Does IT deliver value faster than the business is ready for it? Or is IT a constraint?
If not, you need to be continually improving, as an individual, a team, and an enterprise. So
What does a great day at work look like?
How would your behaviour change when you trust me or someone else?
There are times when people need a push.
Judicious use of
New tools as a driver for change
Management decree
Expose people to other worlds, create disaffection, pull for change
Deep-ending: push them in the pool
Change the policy and rules, and the related measurements
Formal re-organisation to destabilise resistance
Make sure it is judicious: apply the nudge only at times when minimal intervention will have maximal impact.
Intervene: engage with nay-sayers, work with problem people. “Run to the fire” - Meg Whitman, HP
Give them opportunity, hear their story, empower them,.
Change at a human rate.
There is a need for management and change agents to be cognisant of the human rate of change: it is measured in years.
It takes a year to see early results.
The normal distribution: People change at different rates
Some people need time to process and absorb new ideas.
Some people can imagine, others need to see and touch it.
That's ok: embrace diversity. Welcome those conservatives who put a brake on some of our wilder ideas, and who stress test all of them. Good ideas grow stronger when challenged: forge them in fire.

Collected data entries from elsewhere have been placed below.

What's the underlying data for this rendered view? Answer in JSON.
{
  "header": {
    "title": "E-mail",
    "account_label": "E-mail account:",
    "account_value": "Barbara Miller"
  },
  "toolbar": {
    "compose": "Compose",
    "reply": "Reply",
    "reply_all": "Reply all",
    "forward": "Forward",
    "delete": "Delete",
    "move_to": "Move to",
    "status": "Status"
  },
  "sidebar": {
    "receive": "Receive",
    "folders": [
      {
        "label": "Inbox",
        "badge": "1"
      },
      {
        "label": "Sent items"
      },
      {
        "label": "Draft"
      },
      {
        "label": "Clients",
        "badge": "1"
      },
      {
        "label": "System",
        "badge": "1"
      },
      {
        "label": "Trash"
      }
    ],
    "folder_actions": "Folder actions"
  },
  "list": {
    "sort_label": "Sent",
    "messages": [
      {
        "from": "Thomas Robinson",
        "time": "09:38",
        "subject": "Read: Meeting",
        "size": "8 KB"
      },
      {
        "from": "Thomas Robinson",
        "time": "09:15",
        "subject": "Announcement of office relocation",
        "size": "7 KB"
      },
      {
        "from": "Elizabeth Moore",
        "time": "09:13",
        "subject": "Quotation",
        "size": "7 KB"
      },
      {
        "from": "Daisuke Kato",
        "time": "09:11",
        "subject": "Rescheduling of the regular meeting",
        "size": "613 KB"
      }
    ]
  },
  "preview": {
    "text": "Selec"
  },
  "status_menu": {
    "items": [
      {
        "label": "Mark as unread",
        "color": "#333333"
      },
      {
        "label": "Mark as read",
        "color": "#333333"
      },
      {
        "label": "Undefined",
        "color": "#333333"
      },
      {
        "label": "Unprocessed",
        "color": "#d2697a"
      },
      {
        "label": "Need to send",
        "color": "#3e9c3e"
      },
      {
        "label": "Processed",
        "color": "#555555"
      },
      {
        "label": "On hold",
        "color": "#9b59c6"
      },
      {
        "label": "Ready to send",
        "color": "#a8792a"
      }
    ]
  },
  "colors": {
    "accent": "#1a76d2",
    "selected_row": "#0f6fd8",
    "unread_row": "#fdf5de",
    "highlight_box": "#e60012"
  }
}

In legacy organisations we have opportunities for conservative staff to have time to change. Legacy systems and ways of working remain in parts of the enterprise for a while
Give people time to understand and to choose to change. At least a couple of months. Some people need years. Some don’t get it until after they leave.
The irony of taking a big-bang, one-shot approach to Agile transformation seems lost on some people. Iterate, increment, explore, experiment.
There are times when the organisation needs a nudge, when a JFDI (Just Do It) approach is required,.
But in general we should move incrementally forward, learning and adjusting as we go. Anyone who says they can design, plan and predict large scale organisational change in advance is delusional. We’re not psychic.
Formal reorganisation is something we especially shouldn't rush into. Separate the formal structured frontage work structures: use virtual teams, secondment, and other collaborative mechanisms to experiment with new ways of working before making any formal changes.
Make change as gradual as possible so as not to disrupt culture (unless it needs disrupting).
Modulate the level of disruption, don’t get ahead of the teams.
Give them space and time.
Circle back constantly to pick up those falling behind, and if necessary slow programs down to let them catch up. Check in with teams, MBWA. It is easy for a few early adopters to get all fired up and race off in the bus.
Constantly circle back to ensure people are coming along
Check your passion. Don’t go full steam ahead. Don’t read into other people your own level of understanding.
Hostility is a good thing. Welcome it. Passive aggression is far more worrying a signal. Once someone engages emotionally with you, even if negatively, they are on the journey to positive engagement. They have moved from zero engagement. Remember models such as Kubler-Ross:
Empowered people blossom. let them know it is ok to experiment, to fail, to take initiative, to lead. Many people are "victims of the system": they behave the way they do because of the unreasonable position they are put in: if you put people in an unreasonable system you will get unreasonable people. What are they like outside work? Maybe they are not being their authentic selves at work. Change the system, change the mood.
The enterprise has a duty of care for its staff: to ensure as few people are left behind as possible. It seems like 5%-20% don’t make it.
Management’s role is to coach, develop, offer opportunities
There is self interest here too: dont lose valuable skills and knowledge.
People are on the bus or off the bus, but don't let anyone go under the bus. Identify, support and welcome those who don't want to come along: make their exit graceful, painless and courteous. They are doing you a favour.
Ensure there are cultural change programmes and enough staff training. Ensure inclusion and investment.